Tampoco es asunto menor el referido a la introducción del copago en la Justicia a partir de la segunda instancia. El Gobierno parece estar lanzando el mensaje de que habrá justicia para el que pueda pagársela. Hay quienes, incluso, encuentran natural que así sea, del mismo modo que es normal pagar por la comida o los libros. Acabar con el principio de equidad en la Justicia y rebajarla a la categoría de un bien de consumo pone en grave riesgo su universalidad y solidez como pilar del estado de derecho. La ley ya contempla mecanismos que pueden conllevar la carga económica de los costes del juicio, cuando el magistrado así lo dispone. Pero coartar de antemano las opciones de apelación de los ciudadanos no puede sino conducir a una merma de la Justicia, a la vulneración de la igualdad ante la ley por motivos de índole económica, y nunca a su optimización, que es lo que Gallardón afirma perseguir con la reducción de la litigiosidad.

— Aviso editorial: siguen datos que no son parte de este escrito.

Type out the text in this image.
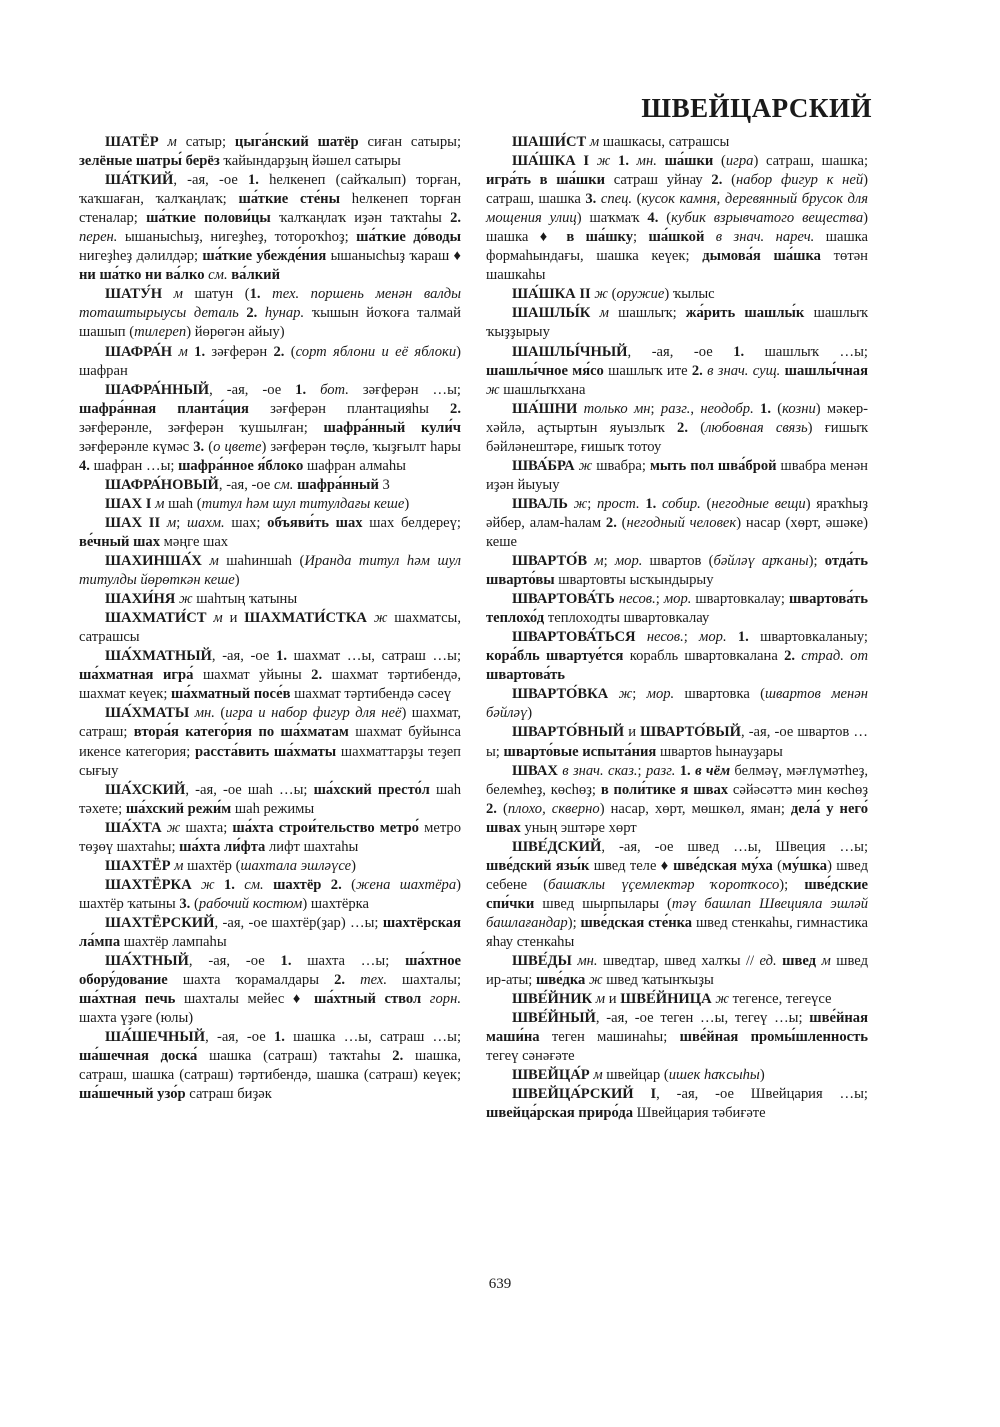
ШВЕЙЦАРСКИЙ

ШАТЁР м сатыр; цыга́нский шатёр сиған сатыры; зелёные шатры́ берёз ҡайындарҙың йәшел сатыры

ША́ТКИЙ, -ая, -ое 1. һелкенеп (сайҡалып) торған, ҡаҡшаған, ҡалҡаңлаҡ; ша́ткие сте́ны һелкенеп торған стеналар; ша́ткие полови́цы ҡалҡаңлаҡ иҙән таҡтаһы 2. перен. ышанысһыҙ, нигеҙһеҙ, тотороҡһоҙ; ша́ткие до́воды нигеҙһеҙ дәлилдәр; ша́ткие убежде́ния ышанысһыҙ ҡараш ♦ ни ша́тко ни ва́лко см. ва́лкий

ШАТУ́Н м шатун (1. тех. поршень менән валды тоташтырыусы деталь 2. һунар. ҡышын йоҡоға талмай шашып (тилереп) йөрөгән айыу)

ШАФРА́Н м 1. зәғферән 2. (сорт яблони и её яблоки) шафран

ШАФРА́ННЫЙ, -ая, -ое 1. бот. зәғферән …ы; шафра́нная планта́ция зәғферән плантацияһы 2. зәғферәнле, зәғферән ҡушылған; шафра́нный кули́ч зәғферәнле күмәс 3. (о цвете) зәғферән төҫлө, ҡыҙғылт һары 4. шафран …ы; шафра́нное я́блоко шафран алмаһы

ШАФРА́НОВЫЙ, -ая, -ое см. шафра́нный 3

ШАХ I м шаһ (титул һәм шул титулдағы кеше)

ШАХ II м; шахм. шах; объяви́ть шах шах белдереү; ве́чный шах мәңге шах

ШАХИНША́Х м шаһиншаһ (Иранда титул һәм шул титулды йөрөткән кеше)

ШАХИ́НЯ ж шаһтың ҡатыны

ШАХМАТИ́СТ м и ШАХМАТИ́СТКА ж шахматсы, сатрашсы

ША́ХМАТНЫЙ, -ая, -ое 1. шахмат …ы, сатраш …ы; ша́хматная игра́ шахмат уйыны 2. шахмат тәртибендә, шахмат кеүек; ша́хматный посе́в шахмат тәртибендә сәсеү

ША́ХМАТЫ мн. (игра и набор фигур для неё) шахмат, сатраш; втора́я катего́рия по ша́хматам шахмат буйынса икенсе категория; расста́вить ша́хматы шахматтарҙы теҙеп сығыу

ША́ХСКИЙ, -ая, -ое шаһ …ы; ша́хский престо́л шаһ тәхете; ша́хский режи́м шаһ режимы

ША́ХТА ж шахта; ша́хта строи́тельство метро́ метро төҙөү шахтаһы; ша́хта ли́фта лифт шахтаһы

ШАХТЁР м шахтёр (шахтала эшләүсе)

ШАХТЁРКА ж 1. см. шахтёр 2. (жена шахтёра) шахтёр ҡатыны 3. (рабочий костюм) шахтёрка

ШАХТЁРСКИЙ, -ая, -ое шахтёр(ҙар) …ы; шахтёрская ла́мпа шахтёр лампаһы

ША́ХТНЫЙ, -ая, -ое 1. шахта …ы; ша́хтное обору́дование шахта ҡорамалдары 2. тех. шахталы; ша́хтная печь шахталы мейес ♦ ша́хтный ствол горн. шахта үҙәге (юлы)

ША́ШЕЧНЫЙ, -ая, -ое 1. шашка …ы, сатраш …ы; ша́шечная доска́ шашка (сатраш) таҡтаһы 2. шашка, сатраш, шашка (сатраш) тәртибендә, шашка (сатраш) кеүек; ша́шечный узо́р сатраш биҙәк

ШАШИ́СТ м шашкасы, сатрашсы

ША́ШКА I ж 1. мн. ша́шки (игра) сатраш, шашка; игра́ть в ша́шки сатраш уйнау 2. (набор фигур к ней) сатраш, шашка 3. спец. (кусок камня, деревянный брусок для мощения улиц) шаҡмаҡ 4. (кубик взрывчатого вещества) шашка ♦ в ша́шку; ша́шкой в знач. нареч. шашка формаһындағы, шашка кеүек; дымова́я ша́шка төтән шашкаһы

ША́ШКА II ж (оружие) ҡылыс

ШАШЛЫ́К м шашлыҡ; жа́рить шашлы́к шашлыҡ ҡыҙҙырыу

ШАШЛЫ́ЧНЫЙ, -ая, -ое 1. шашлыҡ …ы; шашлы́чное мя́со шашлыҡ ите 2. в знач. сущ. шашлы́чная ж шашлыҡхана

ША́ШНИ только мн; разг., неодобр. 1. (козни) мәкер-хәйлә, аҫтыртын яуызлыҡ 2. (любовная связь) ғишыҡ бәйләнештәре, ғишыҡ тотоу

ШВА́БРА ж швабра; мыть пол шва́брой швабра менән иҙән йыуыу

ШВАЛЬ ж; прост. 1. собир. (негодные вещи) яраҡһыҙ әйбер, алам-һалам 2. (негодный человек) насар (хөрт, әшәке) кеше

ШВАРТО́В м; мор. швартов (бәйләү арҡаны); отда́ть шварто́вы швартовты ысҡындырыу

ШВАРТОВА́ТЬ несов.; мор. швартовкалау; швартова́ть теплохо́д теплоходты швартовкалау

ШВАРТОВА́ТЬСЯ несов.; мор. 1. швартовкаланыу; кора́бль швартуе́тся корабль швартовкалана 2. страд. от швартова́ть

ШВАРТО́ВКА ж; мор. швартовка (швартов менән бәйләү)

ШВАРТО́ВНЫЙ и ШВАРТО́ВЫЙ, -ая, -ое швартов …ы; шварто́вые испыта́ния швартов һынауҙары

ШВАХ в знач. сказ.; разг. 1. в чём белмәү, мәғлүмәтһеҙ, белемһеҙ, көсһөҙ; в поли́тике я швах сәйәсәттә мин көсһөҙ 2. (плохо, скверно) насар, хөрт, мөшкөл, яман; дела́ у него́ швах уның эштәре хөрт

ШВЕ́ДСКИЙ, -ая, -ое швед …ы, Швеция …ы; шве́дский язы́к швед теле ♦ шве́дская му́ха (му́шка) швед себене (башаҡлы үҫемлектәр ҡоротҡосо); шве́дские спи́чки швед шырпылары (тәү башлап Швецияла эшләй башлағандар); шве́дская сте́нка швед стенкаһы, гимнастика яһау стенкаһы

ШВЕ́ДЫ мн. шведтар, швед халҡы // ед. швед м швед ир-аты; шве́дка ж швед ҡатынҡыҙы

ШВЕ́ЙНИК м и ШВЕ́ЙНИЦА ж тегенсе, тегеүсе

ШВЕ́ЙНЫЙ, -ая, -ое теген …ы, тегеү …ы; шве́йная маши́на теген машинаһы; шве́йная промы́шленность тегеү сәнәғәте

ШВЕЙЦА́Р м швейцар (ишек һаҡсыһы)

ШВЕЙЦА́РСКИЙ I, -ая, -ое Швейцария …ы; швейца́рская приро́да Швейцария тәбиғәте

639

Por último, el ministro de Justicia ha anunciado su voluntad de acabar con la politización del Consejo General del Poder Judicial y facilitar su renovación. Toda una declaración de buenas intenciones, que estaría muy bien de no ser porque su partido ha obstaculizado durante años la renovación del organismo por razones eminentemente ideológicas y porque la fórmula elegida para poner fin al conflicto político no hace pensar que pueda conducir a la imparcialidad del Consejo, sino, más bien, a un desequilibrio de fuerzas aún mayor. En 1985 se implantó un sistema por el que el Parlamento elegía 12 de los 20 miembros que conforman el CGPJ. Los otros ocho componentes son profesionales del derecho ajenos a la magistratura. Este modelo fue sustituido en 2001, con Ángel Acebes como ministro de Justicia, por el actual, en el que los jueces proponen 36 candidatos entre los que el Parlamento selecciona a los 12 que formarán parte del organismo. El sistema ha conducido a la mayor politización del Poder Judicial que se ha conocido, al punto de convertirlo en un órgano esclerotizado. El PP contó durante años con un Consejo de mayoría conservadora que le fue muy favorable. Recordemos que es este quien designa los puestos de las instancias judiciales más relevantes, entre ellas el Tribunal Supremo. No es de extrañar, pues, que los populares se resistieran a renovar un organismo que les era tan afín. Ahora, aseguran querer poner fin al bloqueo y la politización mediante una fórmula que elimina el concurso de la soberanía popular: la idea es entregarle todo el poder de decisión a la magistratura, que, como bien es sabido, es una casta notablemente conservadora. En la práctica, es volver al sistema anterior a 1985, ese que, en 1980, dio lugar a un CGPJ compuesto exclusivamente por miembros conservadores. De todo ello, no parece desprenderse que la receta vaya a traer imparcialidad a la Justicia.

Las medidas anunciadas por Gallardón contienen, como vemos, una fuerte carga ideológica y altas dosis de populismo conservador. Al darse a conocer la noticia, no pocos se sintieron sorprendidos y decepcionados, como si, de pronto, no pudieran reconocer en el ministro de Justicia al político de talante moderado que ocupó la alcaldía de Madrid. En mi opinión, todo obedece a una estrategia. Gallardón cultivó la mesura cuando consideró que le resultaría rentable. Y le salió bien, tanto electoralmente como en su pulso personal con Esperanza Aguirre. Ahora, necesita situarse en el centro de la escena mediática con medidas populistas y epatantes. Que le iluminen los focos. Su ambición hoy es la misma de hace 20 años: llegar a la presidencia del Gobierno. Todo en él es cálculo y elección racional encaminados a esa meta. Veremos si lo consigue.